“I like playing with notions of masculinity. I like fitting a guy in a ruffle shirt, for instance, because that for me is very masculine. I like, in the studio, redefining those boundaries of what masculinity is, and what it can incorporate.” And the rotating platforms? “That shit is coming back,” she states emphatically. “Don’t know how, but that’s forever a part of my DNA. I just love how it becomes this really voyeuristic poised quiet minute. It’s so simple. There’s nothing the model can do. Nothing happens, but something’s happening.”
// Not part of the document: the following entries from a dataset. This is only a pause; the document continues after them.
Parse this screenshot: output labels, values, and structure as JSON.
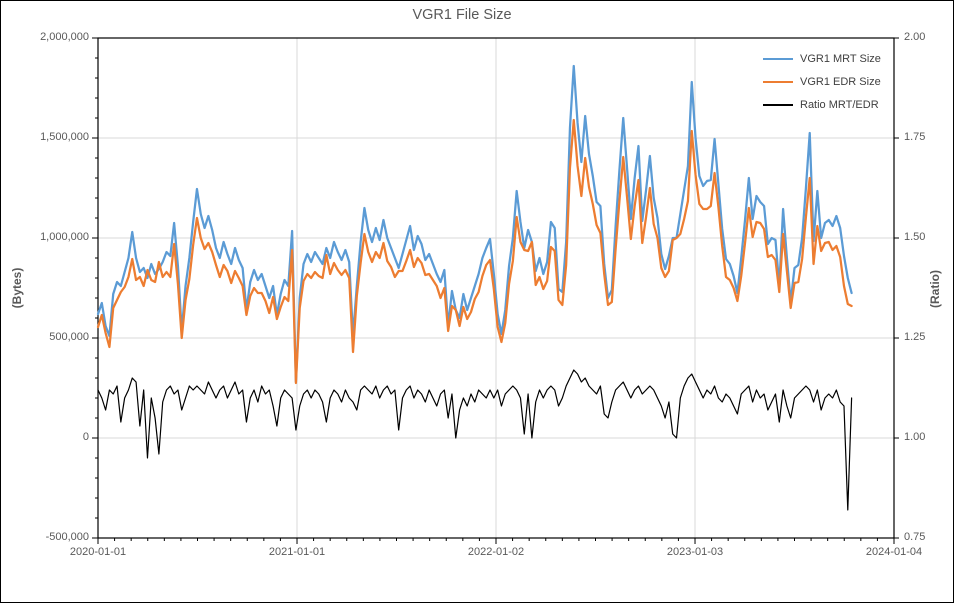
{
  "chart": {
    "title": "VGR1 File Size",
    "y_left": {
      "title": "(Bytes)",
      "tick_labels": [
        "2,000,000",
        "1,500,000",
        "1,000,000",
        "500,000",
        "0",
        "-500,000"
      ]
    },
    "y_right": {
      "title": "(Ratio)",
      "tick_labels": [
        "2.00",
        "1.75",
        "1.50",
        "1.25",
        "1.00",
        "0.75"
      ]
    },
    "x_axis": {
      "tick_labels": [
        "2020-01-01",
        "2021-01-01",
        "2022-01-02",
        "2023-01-03",
        "2024-01-04"
      ]
    },
    "legend": {
      "items": [
        {
          "label": "VGR1 MRT Size",
          "color": "#5B9BD5"
        },
        {
          "label": "VGR1 EDR Size",
          "color": "#ED7D31"
        },
        {
          "label": "Ratio MRT/EDR",
          "color": "#000000"
        }
      ]
    },
    "colors": {
      "gridline": "#D9D9D9",
      "axis_frame": "#000000",
      "text": "#595959",
      "legend_text": "#404040"
    }
  },
  "chart_data": {
    "type": "line",
    "title": "VGR1 File Size",
    "x_start_date": "2020-01-01",
    "x_interval_days": 7,
    "total_weeks": 209.14,
    "x_ticks": [
      {
        "label": "2020-01-01",
        "week": 0
      },
      {
        "label": "2021-01-01",
        "week": 52.29
      },
      {
        "label": "2022-01-02",
        "week": 104.57
      },
      {
        "label": "2023-01-03",
        "week": 156.86
      },
      {
        "label": "2024-01-04",
        "week": 209.14
      }
    ],
    "x_minor_tick_count": 48,
    "y_left": {
      "label": "(Bytes)",
      "min": -500000,
      "max": 2000000,
      "major_step": 500000,
      "minor_step": 100000
    },
    "y_right": {
      "label": "(Ratio)",
      "min": 0.75,
      "max": 2.0,
      "major_step": 0.25
    },
    "grid": true,
    "legend_position": "top-right-inside",
    "series": [
      {
        "name": "VGR1 MRT Size",
        "axis": "left",
        "color": "#5B9BD5",
        "width": 2.25,
        "values": [
          620000,
          675000,
          560000,
          510000,
          720000,
          780000,
          760000,
          830000,
          900000,
          1030000,
          900000,
          830000,
          850000,
          800000,
          870000,
          820000,
          845000,
          880000,
          930000,
          910000,
          1075000,
          860000,
          535000,
          760000,
          900000,
          1080000,
          1245000,
          1120000,
          1050000,
          1110000,
          1040000,
          950000,
          900000,
          980000,
          920000,
          870000,
          950000,
          890000,
          850000,
          640000,
          780000,
          840000,
          790000,
          820000,
          760000,
          700000,
          760000,
          615000,
          720000,
          790000,
          760000,
          1035000,
          280000,
          700000,
          870000,
          920000,
          880000,
          930000,
          900000,
          870000,
          950000,
          900000,
          980000,
          930000,
          890000,
          940000,
          880000,
          510000,
          760000,
          980000,
          1150000,
          1040000,
          980000,
          1050000,
          990000,
          1090000,
          1000000,
          950000,
          900000,
          850000,
          920000,
          990000,
          1060000,
          940000,
          1010000,
          970000,
          890000,
          920000,
          870000,
          820000,
          780000,
          840000,
          560000,
          735000,
          640000,
          600000,
          720000,
          640000,
          700000,
          760000,
          820000,
          900000,
          950000,
          995000,
          820000,
          620000,
          520000,
          640000,
          860000,
          1000000,
          1235000,
          1080000,
          950000,
          1040000,
          980000,
          835000,
          900000,
          820000,
          880000,
          1080000,
          1050000,
          745000,
          730000,
          980000,
          1550000,
          1860000,
          1575000,
          1380000,
          1610000,
          1420000,
          1310000,
          1180000,
          1160000,
          870000,
          700000,
          740000,
          1060000,
          1340000,
          1600000,
          1350000,
          1095000,
          1300000,
          1460000,
          1085000,
          1240000,
          1410000,
          1200000,
          1100000,
          920000,
          845000,
          910000,
          1000000,
          1000000,
          1120000,
          1240000,
          1360000,
          1780000,
          1500000,
          1310000,
          1260000,
          1285000,
          1290000,
          1495000,
          1270000,
          1045000,
          895000,
          870000,
          810000,
          725000,
          900000,
          1090000,
          1300000,
          1095000,
          1210000,
          1180000,
          1160000,
          970000,
          1000000,
          990000,
          760000,
          1145000,
          900000,
          680000,
          850000,
          865000,
          1000000,
          1250000,
          1525000,
          985000,
          1235000,
          1000000,
          1075000,
          1090000,
          1060000,
          1110000,
          1050000,
          910000,
          800000,
          725000
        ]
      },
      {
        "name": "VGR1 EDR Size",
        "axis": "left",
        "color": "#ED7D31",
        "width": 2.25,
        "values": [
          555000,
          615000,
          525000,
          455000,
          650000,
          690000,
          730000,
          755000,
          805000,
          895000,
          790000,
          805000,
          760000,
          840000,
          790000,
          780000,
          880000,
          805000,
          830000,
          805000,
          970000,
          770000,
          500000,
          690000,
          795000,
          965000,
          1100000,
          1000000,
          945000,
          975000,
          930000,
          865000,
          805000,
          865000,
          835000,
          775000,
          835000,
          800000,
          760000,
          615000,
          710000,
          750000,
          725000,
          725000,
          685000,
          625000,
          705000,
          595000,
          655000,
          705000,
          685000,
          940000,
          275000,
          650000,
          785000,
          820000,
          800000,
          830000,
          810000,
          800000,
          915000,
          820000,
          875000,
          840000,
          815000,
          840000,
          800000,
          430000,
          710000,
          875000,
          1020000,
          930000,
          880000,
          930000,
          900000,
          975000,
          885000,
          855000,
          805000,
          835000,
          835000,
          885000,
          940000,
          855000,
          900000,
          875000,
          815000,
          820000,
          790000,
          760000,
          700000,
          750000,
          535000,
          660000,
          640000,
          560000,
          655000,
          595000,
          630000,
          695000,
          730000,
          810000,
          865000,
          890000,
          745000,
          555000,
          480000,
          575000,
          770000,
          885000,
          1105000,
          980000,
          940000,
          935000,
          980000,
          765000,
          805000,
          745000,
          785000,
          955000,
          935000,
          690000,
          665000,
          865000,
          1350000,
          1590000,
          1360000,
          1210000,
          1400000,
          1255000,
          1170000,
          1065000,
          1025000,
          820000,
          665000,
          680000,
          945000,
          1185000,
          1405000,
          1205000,
          995000,
          1160000,
          1290000,
          975000,
          1105000,
          1250000,
          1070000,
          1000000,
          850000,
          805000,
          835000,
          990000,
          1000000,
          1020000,
          1095000,
          1185000,
          1535000,
          1315000,
          1170000,
          1145000,
          1145000,
          1160000,
          1325000,
          1155000,
          960000,
          805000,
          790000,
          750000,
          685000,
          810000,
          975000,
          1150000,
          1005000,
          1080000,
          1075000,
          1045000,
          905000,
          915000,
          890000,
          730000,
          1020000,
          835000,
          650000,
          775000,
          780000,
          895000,
          1105000,
          1300000,
          870000,
          1060000,
          935000,
          975000,
          980000,
          940000,
          960000,
          905000,
          760000,
          670000,
          660000
        ]
      },
      {
        "name": "Ratio MRT/EDR",
        "axis": "right",
        "color": "#000000",
        "width": 1.2,
        "values": [
          1.12,
          1.1,
          1.07,
          1.12,
          1.11,
          1.13,
          1.04,
          1.1,
          1.12,
          1.15,
          1.14,
          1.03,
          1.12,
          0.95,
          1.1,
          1.05,
          0.96,
          1.09,
          1.12,
          1.13,
          1.11,
          1.12,
          1.07,
          1.1,
          1.13,
          1.12,
          1.13,
          1.12,
          1.11,
          1.14,
          1.12,
          1.1,
          1.12,
          1.13,
          1.1,
          1.12,
          1.14,
          1.11,
          1.12,
          1.04,
          1.1,
          1.12,
          1.09,
          1.13,
          1.11,
          1.12,
          1.08,
          1.03,
          1.1,
          1.12,
          1.11,
          1.1,
          1.02,
          1.08,
          1.11,
          1.12,
          1.1,
          1.12,
          1.11,
          1.09,
          1.04,
          1.1,
          1.12,
          1.11,
          1.09,
          1.12,
          1.1,
          1.09,
          1.07,
          1.12,
          1.13,
          1.12,
          1.11,
          1.13,
          1.1,
          1.12,
          1.13,
          1.11,
          1.12,
          1.02,
          1.1,
          1.12,
          1.13,
          1.1,
          1.12,
          1.11,
          1.09,
          1.12,
          1.1,
          1.08,
          1.11,
          1.12,
          1.05,
          1.11,
          1.0,
          1.07,
          1.1,
          1.08,
          1.11,
          1.09,
          1.12,
          1.11,
          1.1,
          1.12,
          1.1,
          1.12,
          1.08,
          1.11,
          1.12,
          1.13,
          1.12,
          1.1,
          1.01,
          1.11,
          1.0,
          1.09,
          1.12,
          1.1,
          1.12,
          1.13,
          1.12,
          1.08,
          1.1,
          1.13,
          1.15,
          1.17,
          1.16,
          1.14,
          1.15,
          1.13,
          1.12,
          1.11,
          1.13,
          1.06,
          1.05,
          1.09,
          1.12,
          1.13,
          1.14,
          1.12,
          1.1,
          1.12,
          1.13,
          1.11,
          1.12,
          1.13,
          1.12,
          1.1,
          1.08,
          1.05,
          1.09,
          1.01,
          1.0,
          1.1,
          1.13,
          1.15,
          1.16,
          1.14,
          1.12,
          1.1,
          1.12,
          1.11,
          1.13,
          1.1,
          1.09,
          1.11,
          1.1,
          1.08,
          1.06,
          1.11,
          1.12,
          1.13,
          1.09,
          1.12,
          1.1,
          1.11,
          1.07,
          1.09,
          1.11,
          1.04,
          1.12,
          1.08,
          1.05,
          1.1,
          1.11,
          1.12,
          1.13,
          1.12,
          1.09,
          1.12,
          1.07,
          1.1,
          1.11,
          1.1,
          1.12,
          1.09,
          1.08,
          0.82,
          1.1
        ]
      }
    ]
  }
}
The male gaze is perhaps most typically voyeuristic, but there is a more corporeal sexual energy in Rose’s clothes. “Usually, when we’re developing ideas in the studio, we ask, ‘Would you have sex with someone wearing that?’ It makes us sound like a really lecherous group, but that’s what everyone dresses for.” With clubbing being such an important reference for Rose, it’s no wonder that a certain nostalgia for male peacocking from her teenage years informs her work. Are her collections an anthology of her dating history? “Definitely. I haven’t really thought about it in quite that context but 100% yeah. When I think about it. Yes. So now you know! You can go back and look, and be like “Who was that guy!?”” Yet the Martine Rose man is not conventionally sexy, which makes him all the more alluring. “I love awkwardness, but for me that is really sexy. It’s like when you fancy someone, you’re not quite sure why you like them, you shouldn’t really like them, but you find them sexy and that’s it. Conventional people are much less sexy for me. And conventional things are much less sexy for me.” less sexy for me. And conventional things are much less sexy for me.”
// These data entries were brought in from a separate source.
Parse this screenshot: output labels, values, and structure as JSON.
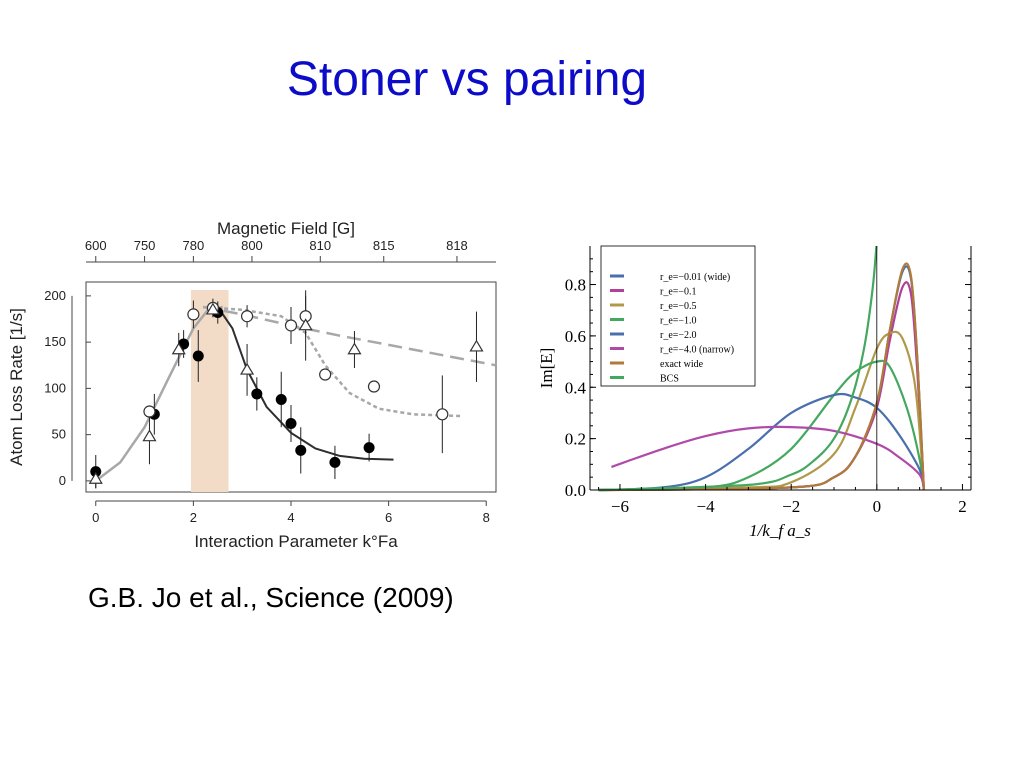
{
  "slide": {
    "title": "Stoner vs pairing",
    "citation": "G.B. Jo et al., Science (2009)"
  },
  "chart_data": [
    {
      "type": "scatter",
      "top_axis_label": "Magnetic Field [G]",
      "top_ticks": [
        {
          "label": "600",
          "x": 0
        },
        {
          "label": "750",
          "x": 1
        },
        {
          "label": "780",
          "x": 2
        },
        {
          "label": "800",
          "x": 3.2
        },
        {
          "label": "810",
          "x": 4.6
        },
        {
          "label": "815",
          "x": 5.9
        },
        {
          "label": "818",
          "x": 7.4
        }
      ],
      "xlabel": "Interaction Parameter k°Fa",
      "ylabel": "Atom Loss Rate [1/s]",
      "xlim": [
        -0.2,
        8.2
      ],
      "ylim": [
        -12,
        215
      ],
      "xticks": [
        0,
        2,
        4,
        6,
        8
      ],
      "yticks": [
        0,
        50,
        100,
        150,
        200
      ],
      "highlight_band": [
        1.95,
        2.72
      ],
      "series": [
        {
          "marker": "filled-circle",
          "points": [
            {
              "x": 0.0,
              "y": 10,
              "err": 18
            },
            {
              "x": 1.2,
              "y": 72,
              "err": 22
            },
            {
              "x": 1.8,
              "y": 148,
              "err": 15
            },
            {
              "x": 2.1,
              "y": 135,
              "err": 28
            },
            {
              "x": 2.5,
              "y": 182,
              "err": 12
            },
            {
              "x": 3.3,
              "y": 94,
              "err": 18
            },
            {
              "x": 3.8,
              "y": 88,
              "err": 30
            },
            {
              "x": 4.0,
              "y": 62,
              "err": 20
            },
            {
              "x": 4.2,
              "y": 33,
              "err": 25
            },
            {
              "x": 4.9,
              "y": 20,
              "err": 18
            },
            {
              "x": 5.6,
              "y": 36,
              "err": 15
            }
          ]
        },
        {
          "marker": "open-circle",
          "points": [
            {
              "x": 1.1,
              "y": 75,
              "err": 0
            },
            {
              "x": 2.0,
              "y": 180,
              "err": 15
            },
            {
              "x": 2.4,
              "y": 187,
              "err": 10
            },
            {
              "x": 3.1,
              "y": 178,
              "err": 12
            },
            {
              "x": 4.0,
              "y": 168,
              "err": 20
            },
            {
              "x": 4.3,
              "y": 178,
              "err": 22
            },
            {
              "x": 4.7,
              "y": 115,
              "err": 0
            },
            {
              "x": 5.7,
              "y": 102,
              "err": 0
            },
            {
              "x": 7.1,
              "y": 72,
              "err": 42
            }
          ]
        },
        {
          "marker": "open-triangle",
          "points": [
            {
              "x": 0.0,
              "y": 2,
              "err": 10
            },
            {
              "x": 1.1,
              "y": 48,
              "err": 30
            },
            {
              "x": 1.7,
              "y": 142,
              "err": 18
            },
            {
              "x": 2.4,
              "y": 185,
              "err": 8
            },
            {
              "x": 3.1,
              "y": 120,
              "err": 28
            },
            {
              "x": 4.3,
              "y": 168,
              "err": 38
            },
            {
              "x": 5.3,
              "y": 142,
              "err": 20
            },
            {
              "x": 7.8,
              "y": 145,
              "err": 38
            }
          ]
        }
      ],
      "curves": [
        {
          "style": "solid-light",
          "color": "#a8a8a8",
          "points": [
            [
              0,
              0
            ],
            [
              0.5,
              20
            ],
            [
              1,
              58
            ],
            [
              1.5,
              112
            ],
            [
              2,
              165
            ],
            [
              2.3,
              185
            ],
            [
              2.6,
              188
            ]
          ]
        },
        {
          "style": "solid-dark",
          "color": "#2e2e2e",
          "points": [
            [
              2.5,
              188
            ],
            [
              2.8,
              165
            ],
            [
              3.1,
              120
            ],
            [
              3.5,
              80
            ],
            [
              4,
              52
            ],
            [
              4.5,
              35
            ],
            [
              5,
              27
            ],
            [
              5.5,
              24
            ],
            [
              6.1,
              23
            ]
          ]
        },
        {
          "style": "dashed-long",
          "color": "#a8a8a8",
          "points": [
            [
              2.2,
              188
            ],
            [
              3,
              180
            ],
            [
              4,
              168
            ],
            [
              5,
              157
            ],
            [
              6,
              147
            ],
            [
              7,
              137
            ],
            [
              8.2,
              125
            ]
          ]
        },
        {
          "style": "dotted",
          "color": "#a8a8a8",
          "points": [
            [
              2.2,
              188
            ],
            [
              3,
              185
            ],
            [
              3.8,
              178
            ],
            [
              4.3,
              160
            ],
            [
              4.7,
              125
            ],
            [
              5.2,
              95
            ],
            [
              5.8,
              78
            ],
            [
              6.5,
              72
            ],
            [
              7.5,
              70
            ]
          ]
        }
      ]
    },
    {
      "type": "line",
      "xlabel": "1/k_f a_s",
      "ylabel": "Im[E]",
      "xlim": [
        -6.7,
        2.2
      ],
      "ylim": [
        0,
        0.95
      ],
      "xticks": [
        -6,
        -4,
        -2,
        0,
        2
      ],
      "yticks": [
        0.0,
        0.2,
        0.4,
        0.6,
        0.8
      ],
      "ytick_labels": [
        "0.0",
        "0.2",
        "0.4",
        "0.6",
        "0.8"
      ],
      "xtick_labels": [
        "−6",
        "−4",
        "−2",
        "0",
        "2"
      ],
      "legend_position": "top-left",
      "series": [
        {
          "name": "r_e=−0.01 (wide)",
          "color": "#4a6fad",
          "points": [
            [
              -6.5,
              0
            ],
            [
              -2,
              0.01
            ],
            [
              -1,
              0.05
            ],
            [
              -0.5,
              0.13
            ],
            [
              0,
              0.33
            ],
            [
              0.3,
              0.62
            ],
            [
              0.6,
              0.85
            ],
            [
              0.8,
              0.82
            ],
            [
              0.95,
              0.5
            ],
            [
              1.1,
              0
            ]
          ]
        },
        {
          "name": "r_e=−0.1",
          "color": "#b0409a",
          "points": [
            [
              -6.5,
              0
            ],
            [
              -2,
              0.01
            ],
            [
              -1,
              0.05
            ],
            [
              -0.5,
              0.13
            ],
            [
              0,
              0.32
            ],
            [
              0.3,
              0.58
            ],
            [
              0.6,
              0.79
            ],
            [
              0.8,
              0.76
            ],
            [
              0.95,
              0.45
            ],
            [
              1.1,
              0
            ]
          ]
        },
        {
          "name": "r_e=−0.5",
          "color": "#b09a4a",
          "points": [
            [
              -6.5,
              0
            ],
            [
              -3,
              0.01
            ],
            [
              -2,
              0.03
            ],
            [
              -1,
              0.14
            ],
            [
              -0.5,
              0.32
            ],
            [
              0,
              0.55
            ],
            [
              0.3,
              0.61
            ],
            [
              0.6,
              0.59
            ],
            [
              0.9,
              0.4
            ],
            [
              1.1,
              0
            ]
          ]
        },
        {
          "name": "r_e=−1.0",
          "color": "#44a860",
          "points": [
            [
              -6.5,
              0
            ],
            [
              -4,
              0.01
            ],
            [
              -3,
              0.05
            ],
            [
              -2,
              0.16
            ],
            [
              -1,
              0.37
            ],
            [
              -0.5,
              0.46
            ],
            [
              0,
              0.5
            ],
            [
              0.3,
              0.48
            ],
            [
              0.7,
              0.32
            ],
            [
              1.0,
              0.12
            ],
            [
              1.1,
              0
            ]
          ]
        },
        {
          "name": "r_e=−2.0",
          "color": "#4a6fad",
          "points": [
            [
              -6.5,
              0
            ],
            [
              -5,
              0.01
            ],
            [
              -4,
              0.05
            ],
            [
              -3,
              0.16
            ],
            [
              -2,
              0.3
            ],
            [
              -1,
              0.37
            ],
            [
              -0.5,
              0.36
            ],
            [
              0,
              0.32
            ],
            [
              0.5,
              0.22
            ],
            [
              1.0,
              0.08
            ],
            [
              1.1,
              0
            ]
          ]
        },
        {
          "name": "r_e=−4.0 (narrow)",
          "color": "#b04aa8",
          "points": [
            [
              -6.2,
              0.09
            ],
            [
              -5,
              0.16
            ],
            [
              -4,
              0.21
            ],
            [
              -3,
              0.24
            ],
            [
              -2,
              0.245
            ],
            [
              -1,
              0.23
            ],
            [
              0,
              0.18
            ],
            [
              0.5,
              0.13
            ],
            [
              1.0,
              0.06
            ],
            [
              1.1,
              0
            ]
          ]
        },
        {
          "name": "exact wide",
          "color": "#b07a3a",
          "points": [
            [
              -6.5,
              0
            ],
            [
              -2,
              0.01
            ],
            [
              -1,
              0.05
            ],
            [
              -0.5,
              0.13
            ],
            [
              0,
              0.34
            ],
            [
              0.3,
              0.62
            ],
            [
              0.6,
              0.86
            ],
            [
              0.8,
              0.83
            ],
            [
              0.95,
              0.5
            ],
            [
              1.1,
              0
            ]
          ]
        },
        {
          "name": "BCS",
          "color": "#44a860",
          "points": [
            [
              -6.5,
              0
            ],
            [
              -3,
              0.02
            ],
            [
              -2,
              0.06
            ],
            [
              -1.5,
              0.11
            ],
            [
              -1,
              0.2
            ],
            [
              -0.6,
              0.35
            ],
            [
              -0.3,
              0.55
            ],
            [
              -0.1,
              0.78
            ],
            [
              0,
              0.97
            ]
          ]
        }
      ]
    }
  ]
}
Martine’s universe always seems rooted in a very particular British male domain of beer mats and football shirts. A culture that perhaps seems at odds with the more sensitive sexual politics of the day. I propose that today genteel middle class sexual politics are being forced upon a working class culture of testosterone-fueled machismo. But Martine is not interested in speculating. “I’m very instinctual. I don’t dwell on it or theorize it too much. Or try and steer it in a direction. It’s just quite honest. You can have all of these concepts and stuff but at the end of the day, is it attractive? Would you like it if your boyfriend walked in wearing that?” It’s clear from how Martine met her boyfriend of fifteen years that she’s more streetwise Amazonian than shrinking violet, something that is confirmed in her gutsy approach. Construction workers get a bad rap for approaching women on the street, but that is precisely how these two linked up. Even today, Martine recalls feeling particularly elated following a recent sidewalk overture. “I was fucking thrilled because I got beeped and hooted and shouted at the other day. And I was thrilled, obviously. Absolutely fucking chuffed.” Her assistant chimes in— “Still got it!” “Yeah! Still got it! I came back into the studio pumped. And I was just like, that is so unusual, you don’t hear that shit anymore, because it became really not cool. Don’t get me wrong, sometimes it was intimidating, but never really threatening, just slightly embarrassing. But I felt a bit nostalgic. Everyone likes a wolf whistle, don’t they?”